In a significant development, a research team from IIT Madras has developed a common unified script for nine Indian Languages.
According to different sources, the script was developed taking cue from European languages, were several of them had the same (Roman letter–based) script. The team led by Srinivasa Chakravathy’s team at IIT Madras developed developed a unified script for nine Indian languages, named the Bharati script. The team has now gone a step further since developing the script: it has developed a method for reading documents in Bharati script using a multi-lingual optical character recognition (OCR) scheme. The team has also created a finger-spelling method that can be used to generate a sign language for hearing-impaired persons. In collaboration with TCS Mumbai, the researchers have found a way for persons with hearing disability to generate signatures using this finger-spelling technique.
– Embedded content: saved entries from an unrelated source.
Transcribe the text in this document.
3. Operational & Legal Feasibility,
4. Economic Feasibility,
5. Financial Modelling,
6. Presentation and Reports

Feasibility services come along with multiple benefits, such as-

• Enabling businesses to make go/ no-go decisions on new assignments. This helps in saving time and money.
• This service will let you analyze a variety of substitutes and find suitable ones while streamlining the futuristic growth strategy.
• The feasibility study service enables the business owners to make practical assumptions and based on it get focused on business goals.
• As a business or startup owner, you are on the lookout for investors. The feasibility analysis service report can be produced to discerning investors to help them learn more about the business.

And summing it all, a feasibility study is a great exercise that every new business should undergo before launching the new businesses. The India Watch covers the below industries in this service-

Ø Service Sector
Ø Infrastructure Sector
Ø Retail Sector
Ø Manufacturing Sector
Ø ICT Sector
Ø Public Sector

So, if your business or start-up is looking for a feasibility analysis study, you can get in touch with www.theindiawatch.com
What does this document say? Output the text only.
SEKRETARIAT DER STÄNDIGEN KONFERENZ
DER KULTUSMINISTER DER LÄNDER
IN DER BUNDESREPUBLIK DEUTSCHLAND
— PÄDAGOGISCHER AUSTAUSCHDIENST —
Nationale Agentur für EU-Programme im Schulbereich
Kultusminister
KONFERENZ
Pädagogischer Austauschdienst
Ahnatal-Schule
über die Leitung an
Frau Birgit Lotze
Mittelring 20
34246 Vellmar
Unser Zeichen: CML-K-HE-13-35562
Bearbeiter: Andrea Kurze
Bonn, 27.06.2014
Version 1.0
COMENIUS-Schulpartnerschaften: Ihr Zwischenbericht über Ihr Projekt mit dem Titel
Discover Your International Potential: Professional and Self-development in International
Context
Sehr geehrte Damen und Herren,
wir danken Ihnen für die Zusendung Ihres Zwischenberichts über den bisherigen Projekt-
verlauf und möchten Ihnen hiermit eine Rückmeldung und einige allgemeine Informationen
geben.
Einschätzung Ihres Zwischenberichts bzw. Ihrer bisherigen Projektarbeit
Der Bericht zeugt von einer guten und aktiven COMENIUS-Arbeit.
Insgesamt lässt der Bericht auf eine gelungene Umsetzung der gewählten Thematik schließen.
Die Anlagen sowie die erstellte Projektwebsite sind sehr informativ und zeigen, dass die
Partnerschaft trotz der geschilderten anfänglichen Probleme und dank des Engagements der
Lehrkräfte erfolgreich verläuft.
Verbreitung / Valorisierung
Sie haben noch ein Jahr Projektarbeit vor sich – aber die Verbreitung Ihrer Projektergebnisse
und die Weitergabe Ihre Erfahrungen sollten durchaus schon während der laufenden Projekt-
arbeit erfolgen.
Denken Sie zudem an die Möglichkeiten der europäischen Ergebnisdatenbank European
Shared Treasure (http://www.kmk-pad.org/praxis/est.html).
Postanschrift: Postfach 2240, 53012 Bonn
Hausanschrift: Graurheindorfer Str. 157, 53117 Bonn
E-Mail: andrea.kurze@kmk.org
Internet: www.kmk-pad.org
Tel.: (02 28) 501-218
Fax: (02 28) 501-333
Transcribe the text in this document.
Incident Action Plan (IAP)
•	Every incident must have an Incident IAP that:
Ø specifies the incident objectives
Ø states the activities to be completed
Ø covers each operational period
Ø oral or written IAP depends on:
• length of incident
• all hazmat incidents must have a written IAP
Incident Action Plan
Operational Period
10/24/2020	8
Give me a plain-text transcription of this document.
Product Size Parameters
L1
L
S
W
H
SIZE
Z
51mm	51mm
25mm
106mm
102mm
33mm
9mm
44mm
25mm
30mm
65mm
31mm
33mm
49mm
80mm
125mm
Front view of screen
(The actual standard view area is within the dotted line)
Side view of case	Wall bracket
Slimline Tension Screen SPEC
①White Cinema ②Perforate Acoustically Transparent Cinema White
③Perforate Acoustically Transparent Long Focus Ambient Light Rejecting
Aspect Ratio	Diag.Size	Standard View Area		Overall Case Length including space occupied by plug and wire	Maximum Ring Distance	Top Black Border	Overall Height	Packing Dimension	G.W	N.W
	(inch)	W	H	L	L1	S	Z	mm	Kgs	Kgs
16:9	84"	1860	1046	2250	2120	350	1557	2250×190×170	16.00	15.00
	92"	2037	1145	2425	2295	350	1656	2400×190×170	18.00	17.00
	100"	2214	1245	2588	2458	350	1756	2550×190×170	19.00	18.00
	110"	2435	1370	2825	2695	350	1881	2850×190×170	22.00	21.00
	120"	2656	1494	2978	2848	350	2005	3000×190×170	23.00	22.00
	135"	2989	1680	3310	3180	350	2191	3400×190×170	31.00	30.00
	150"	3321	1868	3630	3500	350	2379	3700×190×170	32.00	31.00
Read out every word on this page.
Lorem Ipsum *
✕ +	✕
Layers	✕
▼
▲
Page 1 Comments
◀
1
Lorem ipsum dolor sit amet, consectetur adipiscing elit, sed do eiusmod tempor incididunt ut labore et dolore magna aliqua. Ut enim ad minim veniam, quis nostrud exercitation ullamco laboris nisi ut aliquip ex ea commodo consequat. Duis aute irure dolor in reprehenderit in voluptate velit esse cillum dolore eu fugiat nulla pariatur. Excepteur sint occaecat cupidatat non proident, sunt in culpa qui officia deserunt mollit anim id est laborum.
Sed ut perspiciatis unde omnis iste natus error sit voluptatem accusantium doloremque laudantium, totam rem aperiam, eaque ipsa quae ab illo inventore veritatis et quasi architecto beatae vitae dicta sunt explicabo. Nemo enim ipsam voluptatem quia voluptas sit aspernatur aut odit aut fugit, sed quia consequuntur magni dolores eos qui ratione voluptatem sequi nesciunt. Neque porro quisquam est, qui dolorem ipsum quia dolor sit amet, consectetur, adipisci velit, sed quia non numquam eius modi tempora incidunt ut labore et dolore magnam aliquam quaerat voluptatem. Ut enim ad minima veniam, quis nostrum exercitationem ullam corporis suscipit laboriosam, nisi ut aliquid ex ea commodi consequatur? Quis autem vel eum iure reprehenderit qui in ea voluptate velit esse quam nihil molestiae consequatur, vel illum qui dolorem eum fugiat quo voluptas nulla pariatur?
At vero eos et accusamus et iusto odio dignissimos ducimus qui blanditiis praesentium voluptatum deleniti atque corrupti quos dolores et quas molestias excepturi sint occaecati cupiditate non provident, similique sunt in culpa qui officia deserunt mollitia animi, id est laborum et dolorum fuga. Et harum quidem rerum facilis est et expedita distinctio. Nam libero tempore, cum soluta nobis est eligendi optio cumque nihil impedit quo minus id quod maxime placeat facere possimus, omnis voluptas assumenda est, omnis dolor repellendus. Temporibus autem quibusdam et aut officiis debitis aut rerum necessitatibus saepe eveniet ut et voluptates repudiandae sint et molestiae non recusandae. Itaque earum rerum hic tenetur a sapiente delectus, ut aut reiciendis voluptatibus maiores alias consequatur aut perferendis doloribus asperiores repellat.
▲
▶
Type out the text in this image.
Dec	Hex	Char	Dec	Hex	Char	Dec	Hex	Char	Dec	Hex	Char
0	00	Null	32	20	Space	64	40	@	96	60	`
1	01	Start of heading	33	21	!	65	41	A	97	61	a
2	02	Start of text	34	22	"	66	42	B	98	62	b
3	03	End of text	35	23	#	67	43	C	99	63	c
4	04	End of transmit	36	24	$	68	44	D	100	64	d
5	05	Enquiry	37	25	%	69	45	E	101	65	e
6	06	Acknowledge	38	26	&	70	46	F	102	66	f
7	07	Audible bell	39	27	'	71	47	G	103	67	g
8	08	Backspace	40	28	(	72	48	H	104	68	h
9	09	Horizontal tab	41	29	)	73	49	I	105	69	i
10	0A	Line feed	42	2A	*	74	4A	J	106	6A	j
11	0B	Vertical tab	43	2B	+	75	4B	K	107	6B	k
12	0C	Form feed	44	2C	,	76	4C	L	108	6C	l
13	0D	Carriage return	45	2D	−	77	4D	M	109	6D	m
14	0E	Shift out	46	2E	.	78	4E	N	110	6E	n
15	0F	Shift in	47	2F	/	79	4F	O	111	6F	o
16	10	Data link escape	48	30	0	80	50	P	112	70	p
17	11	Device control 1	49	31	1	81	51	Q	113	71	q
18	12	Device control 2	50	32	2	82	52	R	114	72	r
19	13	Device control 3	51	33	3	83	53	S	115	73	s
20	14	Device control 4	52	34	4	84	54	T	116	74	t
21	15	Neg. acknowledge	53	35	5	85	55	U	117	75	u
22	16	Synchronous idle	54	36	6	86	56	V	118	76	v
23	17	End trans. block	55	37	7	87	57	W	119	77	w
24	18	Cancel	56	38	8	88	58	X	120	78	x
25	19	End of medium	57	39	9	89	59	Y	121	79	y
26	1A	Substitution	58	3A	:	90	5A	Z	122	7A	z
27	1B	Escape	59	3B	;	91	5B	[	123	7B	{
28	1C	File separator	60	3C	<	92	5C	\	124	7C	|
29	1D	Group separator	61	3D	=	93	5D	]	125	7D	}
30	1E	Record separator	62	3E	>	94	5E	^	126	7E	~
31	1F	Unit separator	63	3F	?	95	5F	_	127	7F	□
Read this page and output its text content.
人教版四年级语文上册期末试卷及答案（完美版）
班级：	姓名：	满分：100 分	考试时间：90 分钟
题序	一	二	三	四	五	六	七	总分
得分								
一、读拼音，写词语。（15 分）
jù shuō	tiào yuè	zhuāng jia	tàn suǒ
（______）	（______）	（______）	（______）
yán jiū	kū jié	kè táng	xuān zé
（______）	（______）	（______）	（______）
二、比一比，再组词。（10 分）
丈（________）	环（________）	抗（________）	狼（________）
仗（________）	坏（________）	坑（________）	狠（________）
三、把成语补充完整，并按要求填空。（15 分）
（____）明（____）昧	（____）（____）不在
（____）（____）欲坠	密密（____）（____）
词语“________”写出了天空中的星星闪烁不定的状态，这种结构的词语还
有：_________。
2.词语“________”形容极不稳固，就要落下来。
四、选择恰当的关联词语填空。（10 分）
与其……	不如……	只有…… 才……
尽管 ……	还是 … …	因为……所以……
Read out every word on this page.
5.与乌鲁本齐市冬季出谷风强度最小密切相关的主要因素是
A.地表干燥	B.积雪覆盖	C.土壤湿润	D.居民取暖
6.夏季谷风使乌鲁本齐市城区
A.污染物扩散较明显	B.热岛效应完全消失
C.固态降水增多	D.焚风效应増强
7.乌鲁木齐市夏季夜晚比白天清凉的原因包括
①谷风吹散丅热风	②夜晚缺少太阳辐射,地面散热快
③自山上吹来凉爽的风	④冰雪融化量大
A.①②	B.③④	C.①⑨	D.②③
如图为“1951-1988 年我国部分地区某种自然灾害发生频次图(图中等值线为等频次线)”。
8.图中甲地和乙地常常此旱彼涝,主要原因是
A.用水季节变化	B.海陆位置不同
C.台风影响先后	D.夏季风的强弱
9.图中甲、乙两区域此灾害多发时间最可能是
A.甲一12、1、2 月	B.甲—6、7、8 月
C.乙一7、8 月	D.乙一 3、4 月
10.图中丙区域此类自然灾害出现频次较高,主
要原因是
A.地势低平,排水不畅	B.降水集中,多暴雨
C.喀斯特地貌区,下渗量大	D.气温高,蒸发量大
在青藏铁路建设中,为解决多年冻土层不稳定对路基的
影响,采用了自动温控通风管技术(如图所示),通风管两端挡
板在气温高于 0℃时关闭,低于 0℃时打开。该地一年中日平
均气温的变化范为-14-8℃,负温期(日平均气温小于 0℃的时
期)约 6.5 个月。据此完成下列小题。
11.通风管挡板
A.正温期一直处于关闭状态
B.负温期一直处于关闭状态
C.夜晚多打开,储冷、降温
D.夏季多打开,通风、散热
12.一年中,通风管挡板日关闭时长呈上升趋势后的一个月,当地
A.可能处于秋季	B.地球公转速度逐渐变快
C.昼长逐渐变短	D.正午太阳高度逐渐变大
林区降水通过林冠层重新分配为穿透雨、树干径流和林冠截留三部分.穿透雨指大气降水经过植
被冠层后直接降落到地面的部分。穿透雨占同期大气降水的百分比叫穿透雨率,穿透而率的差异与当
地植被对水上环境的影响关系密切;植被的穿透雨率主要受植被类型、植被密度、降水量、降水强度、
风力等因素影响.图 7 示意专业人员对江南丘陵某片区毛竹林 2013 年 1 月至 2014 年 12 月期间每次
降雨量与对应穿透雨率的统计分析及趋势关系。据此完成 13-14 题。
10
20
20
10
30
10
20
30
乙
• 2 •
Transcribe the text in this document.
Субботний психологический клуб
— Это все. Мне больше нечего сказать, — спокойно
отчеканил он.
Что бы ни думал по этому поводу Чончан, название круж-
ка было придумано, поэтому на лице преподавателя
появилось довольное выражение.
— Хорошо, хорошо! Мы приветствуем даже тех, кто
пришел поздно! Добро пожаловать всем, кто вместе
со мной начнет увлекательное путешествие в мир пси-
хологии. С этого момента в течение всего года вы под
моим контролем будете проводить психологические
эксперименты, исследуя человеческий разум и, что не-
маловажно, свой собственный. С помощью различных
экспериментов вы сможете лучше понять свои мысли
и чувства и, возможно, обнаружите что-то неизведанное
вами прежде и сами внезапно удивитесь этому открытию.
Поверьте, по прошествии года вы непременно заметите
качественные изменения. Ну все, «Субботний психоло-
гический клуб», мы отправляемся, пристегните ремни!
Though scripts including Devnagari, Bengali, Gurmukhi, Gujarati, Oriya, Telugu, Kannada, Malayalam and Tamil were integrated, English and Urdu have not been integrated so far. It should be noted that Urdu and English alphabet systems have a very different phonetic organisation. But that does not mean a mapping is not possible. It is quite possible and can be done.
In general, optical character recognition schemes involve first separating (or segmenting) the document into text and non-text. The text is then segmented into paragraphs, sentences words and letters. Each letter has to be recognised as a character in some recognisable format such as ASCII or Unicode. The letter has various components such as the basic consonant, consonant modifiers, vowels etc.